Additional PFS and OS analyses used cutoffs of 20 ng/mL and 200 ng/mL for baseline AFP. The survival benefit with cabozantinib relative to placebo was similar using the alternative cutoffs, with the exception of OS for patients with <20 ng/mL baseline AFP which showed an HR of 0.97 (95% CI, 0.67–1.40; Supplementary Fig. S1).
Efficacy outcomes according to AFP response (≥20% decrease from baseline)

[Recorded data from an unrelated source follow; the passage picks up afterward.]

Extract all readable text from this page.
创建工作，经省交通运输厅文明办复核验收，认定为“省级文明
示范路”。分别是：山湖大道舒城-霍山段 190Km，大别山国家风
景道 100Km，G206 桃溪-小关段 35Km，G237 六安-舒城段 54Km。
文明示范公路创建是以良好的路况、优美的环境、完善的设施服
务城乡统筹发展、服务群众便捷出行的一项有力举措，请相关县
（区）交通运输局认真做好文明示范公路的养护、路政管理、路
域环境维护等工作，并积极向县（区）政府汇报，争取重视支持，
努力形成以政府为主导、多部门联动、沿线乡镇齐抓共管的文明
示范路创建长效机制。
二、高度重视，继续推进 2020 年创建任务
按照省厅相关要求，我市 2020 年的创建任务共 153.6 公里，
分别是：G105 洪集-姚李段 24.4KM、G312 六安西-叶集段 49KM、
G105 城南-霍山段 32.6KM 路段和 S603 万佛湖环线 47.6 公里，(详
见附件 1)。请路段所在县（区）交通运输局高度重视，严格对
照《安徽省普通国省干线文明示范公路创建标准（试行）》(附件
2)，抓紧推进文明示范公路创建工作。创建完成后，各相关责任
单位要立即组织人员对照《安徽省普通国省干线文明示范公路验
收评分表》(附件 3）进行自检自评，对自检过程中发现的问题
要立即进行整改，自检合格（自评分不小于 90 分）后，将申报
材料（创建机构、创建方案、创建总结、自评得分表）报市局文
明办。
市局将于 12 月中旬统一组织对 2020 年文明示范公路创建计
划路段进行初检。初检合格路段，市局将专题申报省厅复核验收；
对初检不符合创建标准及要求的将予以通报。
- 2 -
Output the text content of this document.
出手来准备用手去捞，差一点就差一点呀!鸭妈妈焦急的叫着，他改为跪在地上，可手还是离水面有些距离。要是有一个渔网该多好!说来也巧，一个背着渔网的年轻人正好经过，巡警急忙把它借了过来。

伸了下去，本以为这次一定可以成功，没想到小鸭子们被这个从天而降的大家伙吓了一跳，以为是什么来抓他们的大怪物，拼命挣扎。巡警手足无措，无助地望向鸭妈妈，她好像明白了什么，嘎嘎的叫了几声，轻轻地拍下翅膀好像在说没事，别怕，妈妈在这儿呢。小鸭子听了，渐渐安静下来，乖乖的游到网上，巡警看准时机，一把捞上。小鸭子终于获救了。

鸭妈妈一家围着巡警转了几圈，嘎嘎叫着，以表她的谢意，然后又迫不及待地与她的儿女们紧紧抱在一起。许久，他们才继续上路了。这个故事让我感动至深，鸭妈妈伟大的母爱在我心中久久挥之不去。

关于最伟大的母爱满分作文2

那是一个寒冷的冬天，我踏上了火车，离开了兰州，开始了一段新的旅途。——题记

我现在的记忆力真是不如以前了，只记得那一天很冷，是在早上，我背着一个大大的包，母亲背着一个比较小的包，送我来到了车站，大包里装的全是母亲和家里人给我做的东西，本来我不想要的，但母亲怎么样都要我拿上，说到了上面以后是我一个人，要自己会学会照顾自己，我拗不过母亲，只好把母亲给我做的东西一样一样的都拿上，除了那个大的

Change from baseline in serum AFP for patients in the cabozantinib group and the placebo group at Week 8 are shown in Fig. 3. AFP response (defined as ≥20% decrease from baseline) occurred in 50% of evaluable patients in the cabozantinib group compared with 13% in the placebo group. Owing to the low rate of AFP response in the placebo group, analysis of outcomes by AFP response focused primarily on the cabozantinib group. Baseline characteristics according to AFP response in the cabozantinib arm are shown in Supplementary Table S3 and were generally balanced between subgroups.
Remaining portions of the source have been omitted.